石油事業

石油事業について

 石油製品は、交通・運搬手段である自動車やストーブなどの暖房器具だけではなく、トラクターやコンバインといった農業機械、ハウス栽培などの施設園芸で温度を調整する加温機などに用いられており、生産者の暮らしと営農を支えています。
 JA全農は、安定的に石油製品を供給できるよう、国内外の業者から仕入れ、全農グループが所有する全国の石油基地からJAの給油所などへ配送を行っています。
 また、JAに対して給油所を運営するノウハウの提供や給油所・配送拠点の最適配置の提案を通じて、ライフラインを含むエリア全体の燃料供給維持に取り組んでいます。

石油製品の取扱数量推移

単位:千KL         

石油製品の取扱数量推移表

 石油製品の国内需要は、燃費向上や省エネ志向により減少傾向にあります。
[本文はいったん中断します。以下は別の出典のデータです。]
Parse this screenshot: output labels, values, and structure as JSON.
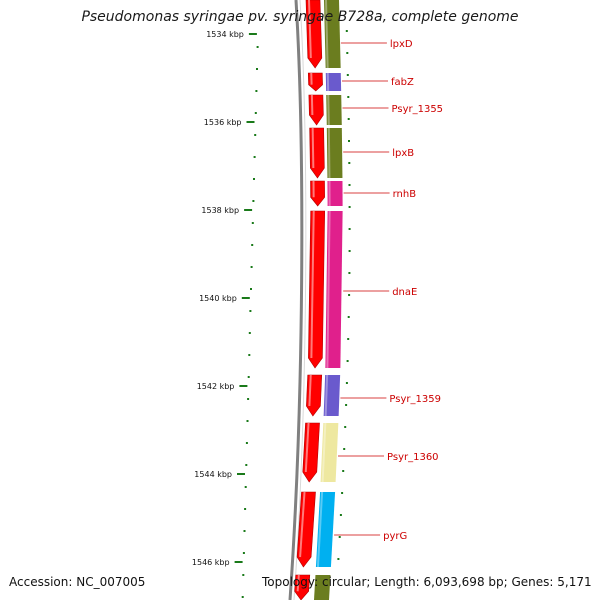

本会におきましても、内需と同様に取扱数量が減少傾向であることに加え、平成26年度は消費税率増税の影響により特に少なくなっていますが、過去5年間のシェアはほぼ横ばいとなっています。

主要な石油製品の種類

ガソリン
自動車用の燃料として使われるのが主ですが、農業関連では刈払い機の燃料となる混合油の原料として使われています。

灯油
ストーブ等の民生用燃料・鉱工業生産が主ですが、農業関連では米麦の乾燥や寒冷地での加温機の燃料として使われています。

軽油
自動車用の燃料として使われるのが主ですが、農業関連ではトラクター等の燃料として使われています。

A重油
鉱工業生産、船舶の燃料、農業用途では加温機の燃料、茶の乾燥等に使われています。

潤滑油
自動車・トラクター・コンバインといった機械の部品が円滑に動くよう使われています。

石油製品の流通

JA全農のシェア率
主要石油製品(揮発油・灯油・軽油・A重油)は、約1億1千5百万KL(平成28年度)の需要があります。
JA全農は国内有数の石油流通業者です。

油種 JA全農の国内需要に対するシェア(%)
ガソリン 6.3%
灯油 8.1%
軽油 3.7%
A重油 5.1%
小計 5.7%

石油製品の流通イメージ

石油製品の流通イメージ図

(参考)石油に関する税金
石油製品の価格には、次のとおりの税金が含まれています。(平成28年度)

名称 税額(円 /L)
原油 石油石炭税2.8(地球温暖化対策特例0.76含む)
ガソリン 揮発油税48.6、地方揮発油税5.2
軽油 軽油引取税32.1

石油事業の目標

  1. 生活や営農に必要な石油製品の良質・安定的な供給
    • 石油基地の保有・運営、大型ローリーの傭車、専用船の傭船による機動性を発揮して、国内外の取引先から仕入を行うことで購買力強化・安定供給に取り組みます。
    • 揮発油等の品質確保等に関する法律に基づく検査を実施し、良質な石油製品の供給を継続します。
    • JAでの投資・運営が困難な場合、組合員などの利便性確保のため、SS運営・経営の受託を実施します。
  2. 事業コストの削減
    • 事業体制の合理化・効率化や物流コストの削減をすすめます。
    • 中山間地域のライフライン維持として、コンパクトセルフSSの設置支援や低コスト運営手法の研究をすすめます。
  3. JA石油事業収支改善支援
    • SSや配送拠点の最適配置を提案します。
    • JA-SSブランドの周知をはかり、集客力を高めます。
JA-SS
JAやJAグループ各社が運営している
Service Station(サービス ステーション)。
お客様目線での店づくり・接遇を徹底し、組合員を
はじめとしたお客様から信頼されるSSづくりを
すすめています。      
コンパクトセルフSS
最低限必要なものだけを設置した省スペース設計や
限定した油種の取り扱いにより設置・運営コストを
抑えたセルフSS。

あなたの街のJA-SSについての詳しい情報についてはJA-SSホームページをご覧ください。

グリーンガソリン

イネを原料としたバイオエタノールを製造し、そのバイオエタノールとガソリンを混合した「グリーンガソリン(愛称)」という環境にやさしいガソリンを供給しています。